Мать работала по совместительству в кинотеатре уборщицей. Даже эта — скромнее некуда! — должность позволяла ей притаскивать домой сумки с бутербродами, сломанными шоколадными плитками, песочными и миндальными пирожными. Видимо, общественный продукт расхищали не только те, кто непосредственно производил, принимал, хранил, перевозил, продавал, но и кто просто ходил с тряпкой поблизости, как, например, мать. Когда кто-то возмущался, что в магазине нет мяса или сыра, Саша думал: удивительно не то, что нет, а что потом появляется. Частенько они ужинали бутербродами, пирожными из материнской сумки. У Саши кусок в горло не лез. «Осуждаешь?» — однажды спросил отец. Он был приметлив, верно схватывал чужие мысли. «Я сыт», — ответил Саша. «Сейчас? — усмехнулся отец. — Или вообще?» Чтобы прекратить бессмысленный разговор, Саша взял пирожное.
Когда возникала нужда в карманных деньгах, он спрашивал у матери. Когда требовалась солидная сумма, скажем, на покупку куртки или ботинок, приходилось обращаться к отцу. У того, как ни странно, подобные просьбы раздражения не вызывали. Скорее наоборот. «Сколько, говоришь, хотят? — хмуро переспрашивал он, ковыряя твёрдым, как долото, пальцем ладонь. — Это за ботинки-то? Вот уроды! Ладно, получу в субботу за халтуру, дам…»

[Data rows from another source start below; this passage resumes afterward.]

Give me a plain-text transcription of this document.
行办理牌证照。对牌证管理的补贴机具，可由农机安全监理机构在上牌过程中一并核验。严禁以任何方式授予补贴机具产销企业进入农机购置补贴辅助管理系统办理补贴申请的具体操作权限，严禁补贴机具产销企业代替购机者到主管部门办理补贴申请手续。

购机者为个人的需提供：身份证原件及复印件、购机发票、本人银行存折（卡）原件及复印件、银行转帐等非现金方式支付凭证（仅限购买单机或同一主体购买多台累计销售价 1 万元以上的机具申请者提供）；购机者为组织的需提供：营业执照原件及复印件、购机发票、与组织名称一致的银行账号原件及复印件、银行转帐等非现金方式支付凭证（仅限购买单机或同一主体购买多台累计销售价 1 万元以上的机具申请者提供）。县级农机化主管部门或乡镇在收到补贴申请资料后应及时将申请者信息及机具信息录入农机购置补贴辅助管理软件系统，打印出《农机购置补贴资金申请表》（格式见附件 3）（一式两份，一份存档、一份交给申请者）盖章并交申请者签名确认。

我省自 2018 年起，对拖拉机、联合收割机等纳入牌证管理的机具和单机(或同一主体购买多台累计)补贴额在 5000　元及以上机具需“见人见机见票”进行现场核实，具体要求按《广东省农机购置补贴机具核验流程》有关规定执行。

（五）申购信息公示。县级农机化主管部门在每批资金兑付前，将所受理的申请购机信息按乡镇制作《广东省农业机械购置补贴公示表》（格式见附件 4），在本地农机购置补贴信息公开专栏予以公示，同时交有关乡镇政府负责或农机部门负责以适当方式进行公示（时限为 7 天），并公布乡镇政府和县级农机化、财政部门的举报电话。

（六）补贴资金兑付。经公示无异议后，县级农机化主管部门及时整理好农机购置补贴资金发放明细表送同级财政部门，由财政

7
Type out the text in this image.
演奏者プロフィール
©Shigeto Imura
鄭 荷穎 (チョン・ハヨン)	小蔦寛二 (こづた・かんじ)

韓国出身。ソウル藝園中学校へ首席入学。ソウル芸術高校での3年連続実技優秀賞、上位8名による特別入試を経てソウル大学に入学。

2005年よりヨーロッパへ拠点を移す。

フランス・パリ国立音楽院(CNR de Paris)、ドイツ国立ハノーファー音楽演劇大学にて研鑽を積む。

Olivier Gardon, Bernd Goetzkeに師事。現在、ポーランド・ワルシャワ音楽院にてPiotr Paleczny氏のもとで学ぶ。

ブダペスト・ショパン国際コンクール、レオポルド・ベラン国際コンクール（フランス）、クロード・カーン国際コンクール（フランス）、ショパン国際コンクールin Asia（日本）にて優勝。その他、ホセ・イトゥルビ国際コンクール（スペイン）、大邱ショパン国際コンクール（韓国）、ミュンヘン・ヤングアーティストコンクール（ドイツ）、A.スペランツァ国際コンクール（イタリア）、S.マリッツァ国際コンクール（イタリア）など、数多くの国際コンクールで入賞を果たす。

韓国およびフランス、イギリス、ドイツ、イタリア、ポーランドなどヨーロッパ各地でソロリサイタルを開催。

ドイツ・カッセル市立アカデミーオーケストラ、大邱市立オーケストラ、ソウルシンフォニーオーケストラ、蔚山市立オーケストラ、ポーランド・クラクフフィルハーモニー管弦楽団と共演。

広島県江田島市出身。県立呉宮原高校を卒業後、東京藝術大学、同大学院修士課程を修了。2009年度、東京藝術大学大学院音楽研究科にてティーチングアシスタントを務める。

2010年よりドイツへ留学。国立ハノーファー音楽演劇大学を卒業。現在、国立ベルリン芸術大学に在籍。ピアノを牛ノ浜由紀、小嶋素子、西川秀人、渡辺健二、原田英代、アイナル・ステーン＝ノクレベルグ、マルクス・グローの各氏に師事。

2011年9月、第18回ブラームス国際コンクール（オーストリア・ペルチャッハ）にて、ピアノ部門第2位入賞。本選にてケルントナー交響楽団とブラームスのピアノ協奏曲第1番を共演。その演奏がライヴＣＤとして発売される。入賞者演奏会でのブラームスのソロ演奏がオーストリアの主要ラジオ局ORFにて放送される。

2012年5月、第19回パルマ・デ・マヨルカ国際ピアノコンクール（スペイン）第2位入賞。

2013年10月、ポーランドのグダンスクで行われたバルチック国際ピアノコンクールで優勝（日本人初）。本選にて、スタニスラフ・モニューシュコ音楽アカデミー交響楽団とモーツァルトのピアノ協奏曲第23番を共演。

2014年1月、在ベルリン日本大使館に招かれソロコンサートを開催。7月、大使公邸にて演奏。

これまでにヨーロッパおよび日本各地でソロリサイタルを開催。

Но, после того как взяли проклятый участок, всё нарушилось. Побывав там раз, Саша наотрез отказался ехать в следующий. Крутиться с гнилыми досками, отбиваясь от комаров, на диком болоте было для Саши продолжением неприемлемого. Это было всё равно что работать на предприятии, выпускающем никому не нужную продукцию; опускать в урну бюллетень за абсолютно неведомого человека, благообразно выставившегося со стандартного застеклённого листка; стоять три часа за чем-нибудь в очереди с чернильным четырёхзначным номером на руке; жить весь срок в коммунальной квартире, зная, что и на кладбище тебя понесут через омерзевший коридор мимо чужих дверей. Однако объяснить это отцу было невозможно. Он врылся в участок, как крот. В Сашином нежелании туда ездить увидел единственно блажь и лень. «Ну-ну, смотри, парень, как знаешь, — не стал уговаривать отец, — только ведь всякий труд во благо, я правильно понимаю?» — «Только небессмысленный, не дозволенный в виде издевательства, — возразил Саша. — Тебя будут мордовать на болоте за летнюю кухню, а какая-нибудь сволочь задарма возведёт особняк на сухом месте у реки». — «Значит, парень, вообще не строить?» — «Строить, но по-человечески, а не как будто крадёшь».